# Advice for smallish living room



## ntzeke (May 19, 2008)

Just ran into this great forum. I am excited to read all of the information in here.

My wife and I are buying a house soon. First I want to put up our flat screen in the living room.

Attached is a picture of the living room. Where do you think would be a proper place for a flat screen for the living room? My two options seem to be above the fire place or on the wall to the right. 

I am concerned about glare from the windows if it is on the wall to the right. Above the fireplace I am concerned about the cost involved due to the window being above the fireplace. 

Please give me a suggestion or two. I want to put the TV above the fireplace but am not sure what it would involve.


----------



## bpape (Sep 14, 2006)

Welcome to the forum.

Putting it above the fireplace is going to be very expensive and potentially not even doable due to the small amount of structure available to run in.
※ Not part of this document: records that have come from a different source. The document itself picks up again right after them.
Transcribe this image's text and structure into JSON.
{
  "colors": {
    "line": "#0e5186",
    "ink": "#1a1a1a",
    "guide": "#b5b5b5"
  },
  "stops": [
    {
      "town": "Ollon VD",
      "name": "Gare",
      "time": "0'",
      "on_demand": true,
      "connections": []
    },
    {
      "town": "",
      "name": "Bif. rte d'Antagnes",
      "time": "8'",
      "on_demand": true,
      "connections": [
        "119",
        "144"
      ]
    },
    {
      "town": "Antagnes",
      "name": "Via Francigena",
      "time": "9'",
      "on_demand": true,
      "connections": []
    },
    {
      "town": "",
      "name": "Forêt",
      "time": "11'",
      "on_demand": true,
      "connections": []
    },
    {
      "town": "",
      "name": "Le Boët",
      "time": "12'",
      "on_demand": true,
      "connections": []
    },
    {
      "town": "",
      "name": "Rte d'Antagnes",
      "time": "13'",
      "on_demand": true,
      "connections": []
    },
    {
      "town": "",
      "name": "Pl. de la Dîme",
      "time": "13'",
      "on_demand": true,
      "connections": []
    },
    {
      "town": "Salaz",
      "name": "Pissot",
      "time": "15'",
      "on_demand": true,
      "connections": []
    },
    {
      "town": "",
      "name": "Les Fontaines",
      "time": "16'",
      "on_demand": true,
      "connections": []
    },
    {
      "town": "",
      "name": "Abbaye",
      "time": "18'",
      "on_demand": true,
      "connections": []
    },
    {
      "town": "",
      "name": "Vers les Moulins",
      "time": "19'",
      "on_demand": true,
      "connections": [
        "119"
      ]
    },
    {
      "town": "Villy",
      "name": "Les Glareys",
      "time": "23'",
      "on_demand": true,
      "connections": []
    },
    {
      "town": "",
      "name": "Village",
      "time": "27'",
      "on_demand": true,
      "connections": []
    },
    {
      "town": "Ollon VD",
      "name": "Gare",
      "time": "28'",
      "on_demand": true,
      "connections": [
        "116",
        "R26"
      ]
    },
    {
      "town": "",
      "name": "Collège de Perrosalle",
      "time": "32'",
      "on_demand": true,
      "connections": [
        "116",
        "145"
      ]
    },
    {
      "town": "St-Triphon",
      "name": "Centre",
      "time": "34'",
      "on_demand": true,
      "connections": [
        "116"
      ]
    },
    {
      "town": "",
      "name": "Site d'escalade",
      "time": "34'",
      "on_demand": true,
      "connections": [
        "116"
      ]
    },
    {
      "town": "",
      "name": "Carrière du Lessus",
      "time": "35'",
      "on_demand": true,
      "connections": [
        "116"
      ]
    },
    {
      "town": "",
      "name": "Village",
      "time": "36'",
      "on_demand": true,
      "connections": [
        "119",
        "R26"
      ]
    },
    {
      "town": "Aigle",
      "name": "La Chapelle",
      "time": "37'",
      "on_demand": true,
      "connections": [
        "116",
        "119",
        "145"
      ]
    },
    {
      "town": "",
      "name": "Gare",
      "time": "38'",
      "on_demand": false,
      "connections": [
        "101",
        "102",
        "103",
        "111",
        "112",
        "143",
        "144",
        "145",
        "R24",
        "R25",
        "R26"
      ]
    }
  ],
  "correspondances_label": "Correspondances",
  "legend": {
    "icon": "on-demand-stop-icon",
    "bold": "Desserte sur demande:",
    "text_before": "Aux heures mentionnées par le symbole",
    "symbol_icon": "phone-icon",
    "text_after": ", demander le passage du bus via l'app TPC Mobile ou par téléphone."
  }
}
Also, it's likely just as poor a viewing option as the wall to the right. While it may not be glare on the set, it is light straight in your face which is as bad or worse. Rooms like that are beautiful to look at and for general living but just not condusive to AV. 

Without knowing which way those windows face, what you have for trees around, etc. - hard to say if on the wall is doable or not. My gut is that over the fireplace just isn't an option.

Bryan


----------



## salvasol (Oct 31, 2006)

Welcome to the forum :wave: :wave: :wave:

What about diagonally between fireplace and right wall??? 

You'll need a stand, and you'll have to deal with accoustic problems ... I think. :bigsmile:


----------



## ntzeke (May 19, 2008)

Thanks a lot for the replies. 

When I get in there again, I will know better how to attack the living room. The glare from putting the TV on the wall may not be as bad as I think it will. 

The living room will only be a secondary place to watch movies anyway.


----------